By Joyce Duriga | Editor
Wednesday, December 2, 2020

Pilgrims make their way past the image of Mary at the Shrine of Our Lady of Guadalupe in Des Plaines on the eve of her feast day Dec. 11, 2019. The celebration, which draws more than 100,000 pilgrims to the shrine over 24 hours, has been canceled this year because of the pandemic. (Karen Callaway/Chicago Catholic)

The more than 100,000 pilgrims who visit the Shrine of Our Lady of Guadalupe in Des Plaines each year between Dec. 11 and 12 will have to celebrate the feast day privately this year because the pandemic has forced the shrine to cancel celebrations.
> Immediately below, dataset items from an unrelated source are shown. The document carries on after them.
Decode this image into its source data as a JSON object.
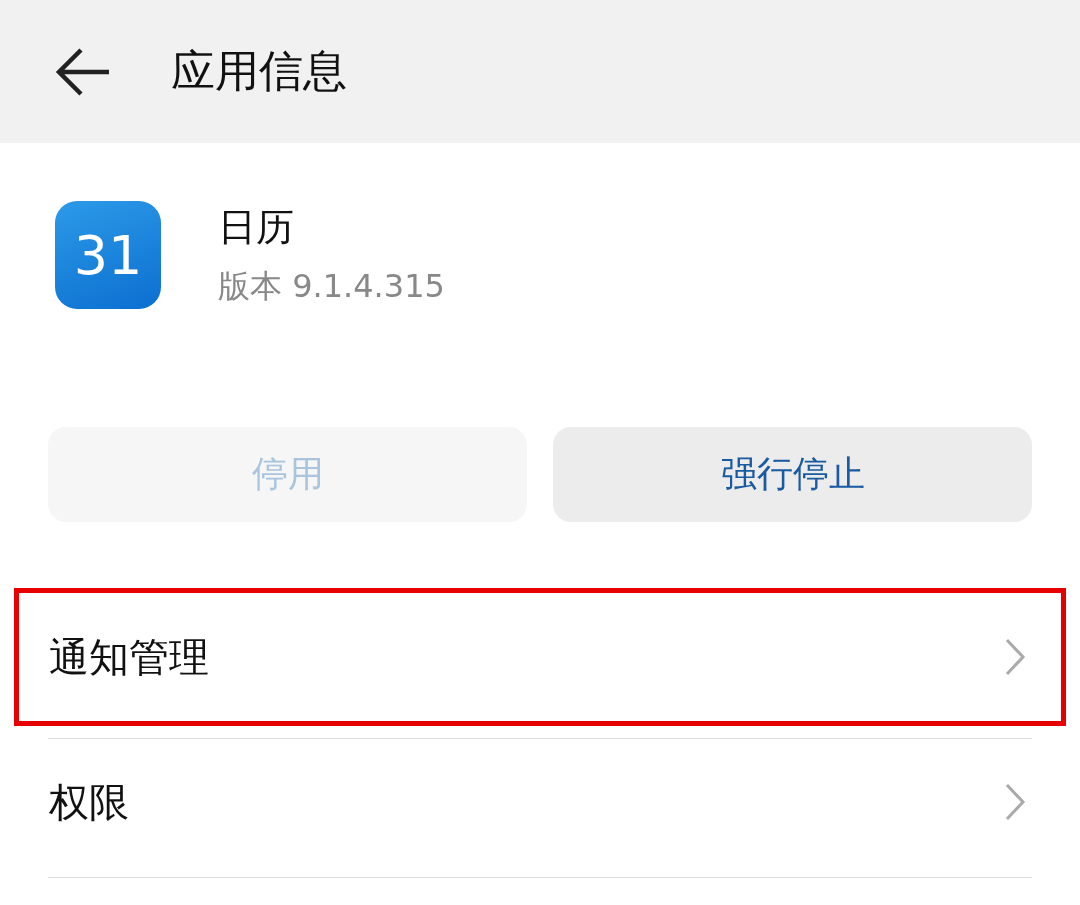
{
  "header": {
    "title": "应用信息"
  },
  "app": {
    "name": "日历",
    "icon_text": "31",
    "version": "版本 9.1.4.315"
  },
  "buttons": [
    {
      "label": "停用",
      "disabled": true
    },
    {
      "label": "强行停止",
      "disabled": false
    }
  ],
  "items": [
    {
      "label": "通知管理",
      "highlighted": true
    },
    {
      "label": "权限",
      "highlighted": false
    }
  ]
}
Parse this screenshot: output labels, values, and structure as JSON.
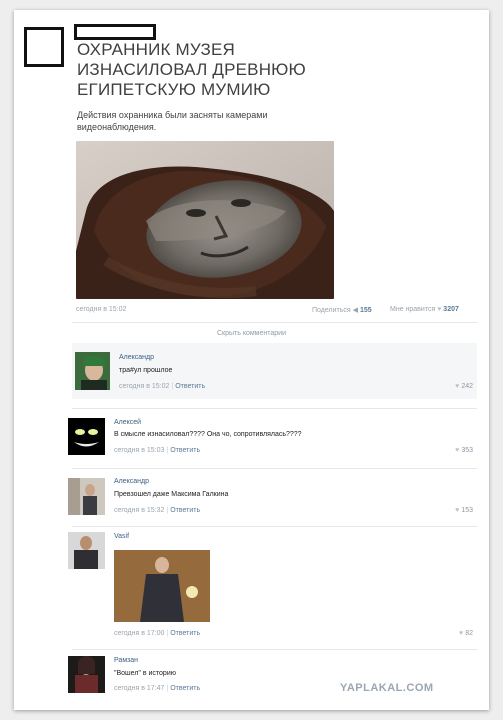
{
  "post": {
    "title_lines": [
      "Охранник музея",
      "изнасиловал древнюю",
      "египетскую мумию"
    ],
    "subtitle": "Действия охранника были засняты камерами видеонаблюдения.",
    "time": "сегодня в 15:02",
    "share_label": "Поделиться",
    "share_count": "155",
    "like_label": "Мне нравится",
    "like_count": "3207"
  },
  "hide_comments": "Скрыть комментарии",
  "comments": [
    {
      "author": "Александр",
      "text": "тра#ул прошлое",
      "time": "сегодня в 15:02",
      "reply": "Ответить",
      "likes": "242"
    },
    {
      "author": "Алексей",
      "text": "В смысле изнасиловал???? Она чо, сопротивлялась????",
      "time": "сегодня в 15:03",
      "reply": "Ответить",
      "likes": "353"
    },
    {
      "author": "Александр",
      "text": "Превзошел даже Максима Галкина",
      "time": "сегодня в 15:32",
      "reply": "Ответить",
      "likes": "153"
    },
    {
      "author": "Vasif",
      "text": "",
      "time": "сегодня в 17:00",
      "reply": "Ответить",
      "likes": "82"
    },
    {
      "author": "Рамзан",
      "text": "\"Вошел\" в историю",
      "time": "сегодня в 17:47",
      "reply": "Ответить",
      "likes": ""
    }
  ],
  "watermark": "YAPLAKAL.COM",
  "icons": {
    "like": "heart-icon",
    "share": "megaphone-icon"
  }
}
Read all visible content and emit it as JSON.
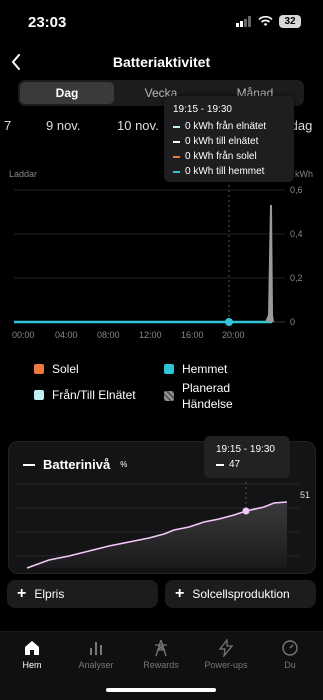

Mexican church and civic officials have also canceled public feast celebrations for Mexico’s patroness at her shrine in Mexico City due to the COVID-19 pandemic. The celebration normally attracts 10 million pilgrims to the Basilica of Our Lady of Guadalupe in Mexico City.

The Des Plaines site is the only sister-shrine to the main basilica.

Local shrine staff began considering in September whether the feast of Our Lady of Guadalupe celebrations could take place safely in light of COVID-19 restrictions, said Father Esequiel Sanchez, rector of the shrine. While many of the celebrations take place outdoors in the shrine’s plaza, when the number of people testing positive for COVID-19 began to spike this fall, they knew they would have to cancel.

The annual feast day celebration at the shrine draws pilgrims from all over the Midwest and features indoor and outdoor Masses held regularly over the 24-hour period, visits to the outdoor image of Our Lady of Guadalupe where people leave flowers and candles, performances by ethnic musical groups, torch runs from parishes, traditional Mexican food and more.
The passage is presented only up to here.